Fisher watched Riordan step through the tall wooden doors and then stop as they closed behind him. Riordan looked down to find the bottom of the zipper on his leather jacket. Fisher centered the sight picture on the middle of Riordan’s chest and fired.
Edith Jacobs had just stepped into the lobby of her building when she heard a noise. A door slamming, or a piece of furniture falling upstairs somewhere. Whatever it was, it wasn’t helping her headache. She’d left work an hour early because of the migraine, and the pain hadn’t eased. She started up the four flights of stairs.

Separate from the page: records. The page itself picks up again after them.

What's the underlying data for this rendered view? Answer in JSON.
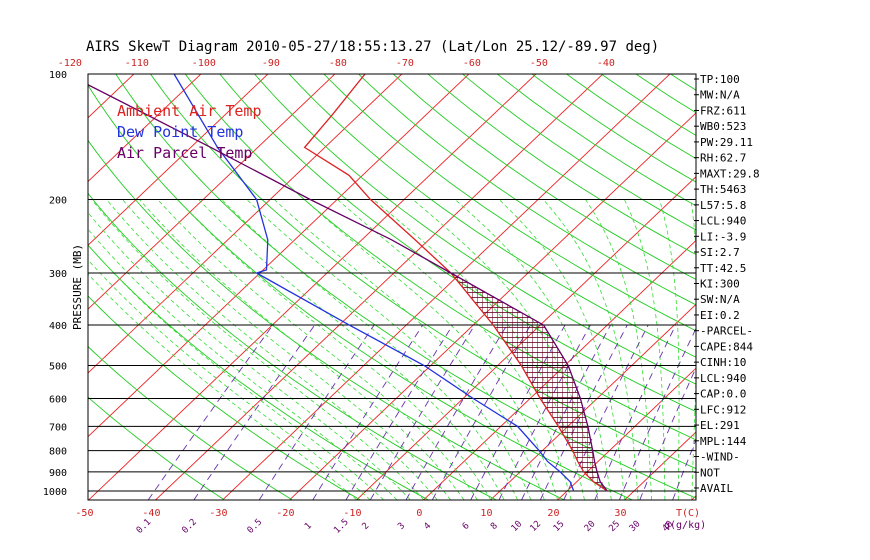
{
  "chart_data": {
    "type": "line",
    "title": "AIRS SkewT Diagram 2010-05-27/18:55:13.27 (Lat/Lon 25.12/-89.97 deg)",
    "ylabel": "PRESSURE (MB)",
    "xlabel_bottom": "T(C)",
    "mixing_ratio_unit": "q(g/kg)",
    "y_scale": "log",
    "ylim": [
      1050,
      100
    ],
    "pressure_ticks": [
      "100",
      "200",
      "300",
      "400",
      "500",
      "600",
      "700",
      "800",
      "900",
      "1000"
    ],
    "temp_ticks_bottom": [
      "-50",
      "-40",
      "-30",
      "-20",
      "-10",
      "0",
      "10",
      "20",
      "30"
    ],
    "temp_ticks_top": [
      "-120",
      "-110",
      "-100",
      "-90",
      "-80",
      "-70",
      "-60",
      "-50",
      "-40"
    ],
    "mixing_ratio_labels": [
      "0.1",
      "0.2",
      "0.5",
      "1",
      "1.5",
      "2",
      "3",
      "4",
      "6",
      "8",
      "10",
      "12",
      "15",
      "20",
      "25",
      "30",
      "40"
    ],
    "legend": [
      {
        "label": "Ambient Air Temp",
        "color": "#dd2222"
      },
      {
        "label": "Dew Point Temp",
        "color": "#2233dd"
      },
      {
        "label": "Air Parcel Temp",
        "color": "#660066"
      }
    ],
    "grid": true,
    "series": [
      {
        "name": "Ambient Air Temp",
        "color": "#dd2222",
        "points": [
          [
            1000,
            26
          ],
          [
            950,
            22.5
          ],
          [
            900,
            19.5
          ],
          [
            850,
            17
          ],
          [
            800,
            14.5
          ],
          [
            700,
            8.6
          ],
          [
            600,
            1.5
          ],
          [
            500,
            -6.5
          ],
          [
            400,
            -17
          ],
          [
            300,
            -31.5
          ],
          [
            250,
            -42
          ],
          [
            200,
            -55
          ],
          [
            175,
            -62
          ],
          [
            150,
            -73
          ],
          [
            125,
            -74
          ],
          [
            100,
            -75.5
          ]
        ]
      },
      {
        "name": "Dew Point Temp",
        "color": "#2233dd",
        "points": [
          [
            1000,
            21
          ],
          [
            950,
            19
          ],
          [
            900,
            16
          ],
          [
            850,
            12.5
          ],
          [
            800,
            9.5
          ],
          [
            700,
            2.5
          ],
          [
            600,
            -8.5
          ],
          [
            500,
            -21
          ],
          [
            400,
            -38.5
          ],
          [
            300,
            -60.5
          ],
          [
            295,
            -59.5
          ],
          [
            250,
            -64
          ],
          [
            200,
            -72
          ],
          [
            150,
            -86
          ],
          [
            100,
            -104
          ]
        ]
      },
      {
        "name": "Air Parcel Temp",
        "color": "#660066",
        "points": [
          [
            1000,
            26
          ],
          [
            950,
            23.5
          ],
          [
            900,
            21.5
          ],
          [
            850,
            19.5
          ],
          [
            800,
            17.5
          ],
          [
            700,
            13
          ],
          [
            600,
            7.5
          ],
          [
            500,
            0.5
          ],
          [
            400,
            -9.5
          ],
          [
            300,
            -31.5
          ],
          [
            250,
            -45.5
          ],
          [
            200,
            -64
          ],
          [
            150,
            -87
          ],
          [
            100,
            -120
          ]
        ]
      }
    ],
    "indices": [
      "TP:100",
      "MW:N/A",
      "FRZ:611",
      "WB0:523",
      "PW:29.11",
      "RH:62.7",
      "MAXT:29.8",
      "TH:5463",
      "L57:5.8",
      "LCL:940",
      "LI:-3.9",
      "SI:2.7",
      "TT:42.5",
      "KI:300",
      "SW:N/A",
      "EI:0.2",
      "-PARCEL-",
      "CAPE:844",
      "CINH:10",
      "LCL:940",
      "CAP:0.0",
      "LFC:912",
      "EL:291",
      "MPL:144",
      "-WIND-",
      "NOT",
      "AVAIL"
    ],
    "colors": {
      "isotherm": "#ee2222",
      "dry_adiabat": "#22cc22",
      "moist_adiabat": "#33dd33",
      "mixing_ratio": "#6633aa",
      "isobar": "#000000",
      "tick_labels": "#cc2222"
    }
  }
}
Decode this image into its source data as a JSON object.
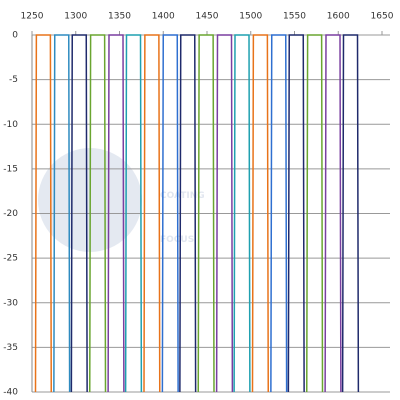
{
  "chart_data": {
    "type": "line",
    "watermark": [
      "COATING",
      "FOCUS"
    ],
    "xlim": [
      1250,
      1650
    ],
    "xticks": [
      1250,
      1300,
      1350,
      1400,
      1450,
      1500,
      1550,
      1600,
      1650
    ],
    "ylim": [
      -40,
      0
    ],
    "yticks": [
      0,
      -5,
      -10,
      -15,
      -20,
      -25,
      -30,
      -35,
      -40
    ],
    "grid": true,
    "series": [
      {
        "color": "#e8731a",
        "x": [
          1254,
          1255,
          1271,
          1272
        ],
        "values": [
          -40,
          0,
          0,
          -40
        ]
      },
      {
        "color": "#2e8bc0",
        "x": [
          1275,
          1276,
          1292,
          1293
        ],
        "values": [
          -40,
          0,
          0,
          -40
        ]
      },
      {
        "color": "#1f2a6b",
        "x": [
          1295,
          1296,
          1312,
          1313
        ],
        "values": [
          -40,
          0,
          0,
          -40
        ]
      },
      {
        "color": "#6aa530",
        "x": [
          1316,
          1317,
          1333,
          1334
        ],
        "values": [
          -40,
          0,
          0,
          -40
        ]
      },
      {
        "color": "#7a3fa0",
        "x": [
          1337,
          1338,
          1354,
          1355
        ],
        "values": [
          -40,
          0,
          0,
          -40
        ]
      },
      {
        "color": "#1fa0b0",
        "x": [
          1357,
          1358,
          1374,
          1375
        ],
        "values": [
          -40,
          0,
          0,
          -40
        ]
      },
      {
        "color": "#e8731a",
        "x": [
          1378,
          1379,
          1395,
          1396
        ],
        "values": [
          -40,
          0,
          0,
          -40
        ]
      },
      {
        "color": "#2e6fd0",
        "x": [
          1399,
          1400,
          1416,
          1417
        ],
        "values": [
          -40,
          0,
          0,
          -40
        ]
      },
      {
        "color": "#1f2a6b",
        "x": [
          1419,
          1420,
          1436,
          1437
        ],
        "values": [
          -40,
          0,
          0,
          -40
        ]
      },
      {
        "color": "#6aa530",
        "x": [
          1440,
          1441,
          1457,
          1458
        ],
        "values": [
          -40,
          0,
          0,
          -40
        ]
      },
      {
        "color": "#7a3fa0",
        "x": [
          1461,
          1462,
          1478,
          1479
        ],
        "values": [
          -40,
          0,
          0,
          -40
        ]
      },
      {
        "color": "#1fa0b0",
        "x": [
          1481,
          1482,
          1498,
          1499
        ],
        "values": [
          -40,
          0,
          0,
          -40
        ]
      },
      {
        "color": "#e8731a",
        "x": [
          1502,
          1503,
          1519,
          1520
        ],
        "values": [
          -40,
          0,
          0,
          -40
        ]
      },
      {
        "color": "#2e6fd0",
        "x": [
          1523,
          1524,
          1540,
          1541
        ],
        "values": [
          -40,
          0,
          0,
          -40
        ]
      },
      {
        "color": "#1f2a6b",
        "x": [
          1543,
          1544,
          1560,
          1561
        ],
        "values": [
          -40,
          0,
          0,
          -40
        ]
      },
      {
        "color": "#6aa530",
        "x": [
          1564,
          1565,
          1581,
          1582
        ],
        "values": [
          -40,
          0,
          0,
          -40
        ]
      },
      {
        "color": "#7a3fa0",
        "x": [
          1585,
          1586,
          1602,
          1603
        ],
        "values": [
          -40,
          0,
          0,
          -40
        ]
      },
      {
        "color": "#1f2a6b",
        "x": [
          1605,
          1606,
          1622,
          1623
        ],
        "values": [
          -40,
          0,
          0,
          -40
        ]
      }
    ]
  }
}
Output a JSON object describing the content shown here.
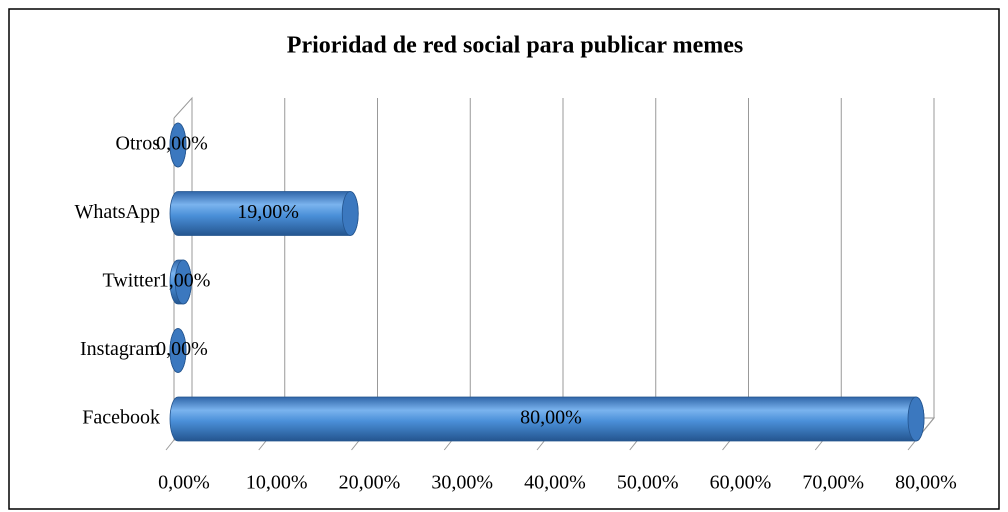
{
  "chart_data": {
    "type": "bar3d",
    "title": "Prioridad  de red social para publicar memes",
    "categories": [
      "Facebook",
      "Instagram",
      "Twitter",
      "WhatsApp",
      "Otros"
    ],
    "values": [
      80,
      0,
      1,
      19,
      0
    ],
    "value_labels": [
      "80,00%",
      "0,00%",
      "1,00%",
      "19,00%",
      "0,00%"
    ],
    "color": "#4a8fd8",
    "xlim": [
      0,
      80
    ],
    "xticks": [
      {
        "value": 0,
        "label": "0,00%"
      },
      {
        "value": 10,
        "label": "10,00%"
      },
      {
        "value": 20,
        "label": "20,00%"
      },
      {
        "value": 30,
        "label": "30,00%"
      },
      {
        "value": 40,
        "label": "40,00%"
      },
      {
        "value": 50,
        "label": "50,00%"
      },
      {
        "value": 60,
        "label": "60,00%"
      },
      {
        "value": 70,
        "label": "70,00%"
      },
      {
        "value": 80,
        "label": "80,00%"
      }
    ],
    "grid": true
  }
}
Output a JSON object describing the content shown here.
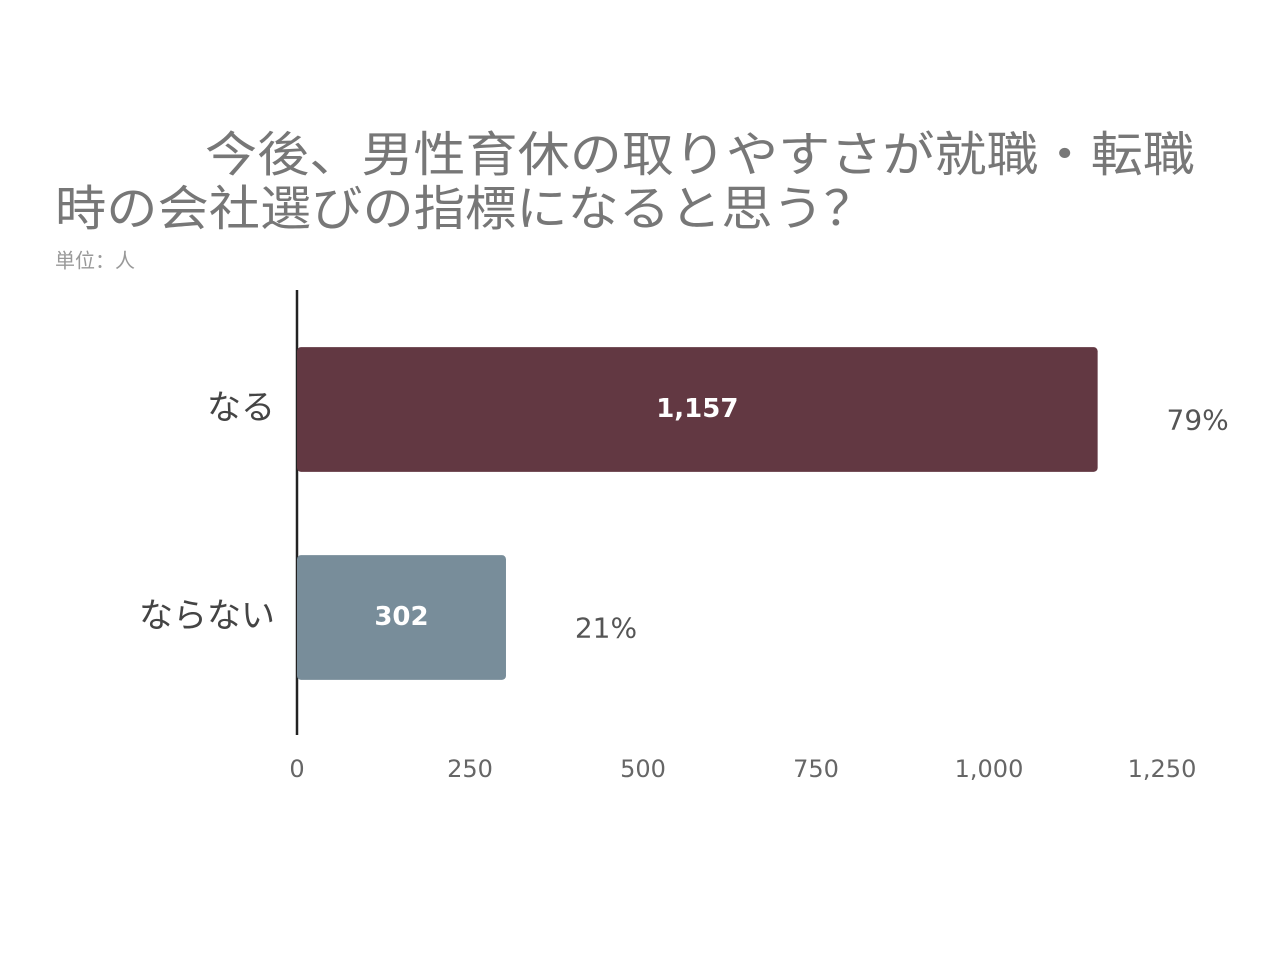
{
  "chart_data": {
    "type": "hbar",
    "title": [
      "今後、男性育休の取りやすさが就職・転職",
      "時の会社選びの指標になると思う？"
    ],
    "subtitle": "単位：人",
    "categories": [
      "なる",
      "ならない"
    ],
    "values": [
      1157,
      302
    ],
    "value_labels": [
      "1,157",
      "302"
    ],
    "annotations": [
      "79%",
      "21%"
    ],
    "colors": [
      "#623842",
      "#788d9a"
    ],
    "xlim": [
      0,
      1250
    ],
    "xticks": [
      0,
      250,
      500,
      750,
      {
        "value": 1000,
        "label": "1,000"
      },
      {
        "value": 1250,
        "label": "1,250"
      }
    ],
    "grid": false
  }
}
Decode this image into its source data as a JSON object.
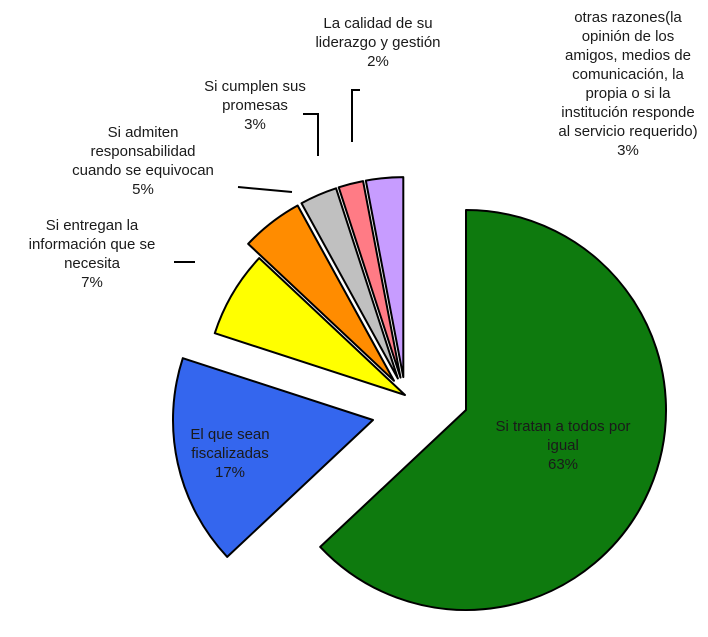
{
  "chart_data": {
    "type": "pie",
    "title": "",
    "legend": "none",
    "slices": [
      {
        "key": "igual",
        "label_lines": [
          "Si tratan a todos por",
          "igual"
        ],
        "value": 63,
        "value_label": "63%",
        "color": "#0e7a0e"
      },
      {
        "key": "fiscalizadas",
        "label_lines": [
          "El que sean",
          "fiscalizadas"
        ],
        "value": 17,
        "value_label": "17%",
        "color": "#3466ee"
      },
      {
        "key": "informacion",
        "label_lines": [
          "Si entregan la",
          "información que se",
          "necesita"
        ],
        "value": 7,
        "value_label": "7%",
        "color": "#ffff00"
      },
      {
        "key": "responsabilidad",
        "label_lines": [
          "Si admiten",
          "responsabilidad",
          "cuando se equivocan"
        ],
        "value": 5,
        "value_label": "5%",
        "color": "#ff8c00"
      },
      {
        "key": "promesas",
        "label_lines": [
          "Si cumplen sus",
          "promesas"
        ],
        "value": 3,
        "value_label": "3%",
        "color": "#c0c0c0"
      },
      {
        "key": "liderazgo",
        "label_lines": [
          "La calidad de su",
          "liderazgo y gestión"
        ],
        "value": 2,
        "value_label": "2%",
        "color": "#ff7b85"
      },
      {
        "key": "otras",
        "label_lines": [
          "otras razones(la",
          "opinión de los",
          "amigos, medios de",
          "comunicación, la",
          "propia o si la",
          "institución responde",
          "al servicio requerido)"
        ],
        "value": 3,
        "value_label": "3%",
        "color": "#c79cff"
      }
    ]
  }
}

As Fisher watched through the scope, the force of the round drove Riordan back into the doors, his back hitting just where the two doors met. His arms flew open. They hit the doors just above the two long brass poles that served as handles. As Riordan slid down the doors, his arms caught the tops of the poles and he hung — seemingly crucified — against the door. Fisher watched for a couple of seconds. When he saw no blood pulsing out of the entrance wound, he knew that Riordan was dead.
Fisher fit the Dragunov into the case and was about to close the cover when he heard feet outside the apartment door, heard the jangle of keys. Fisher flattened against the wall to the side of the door.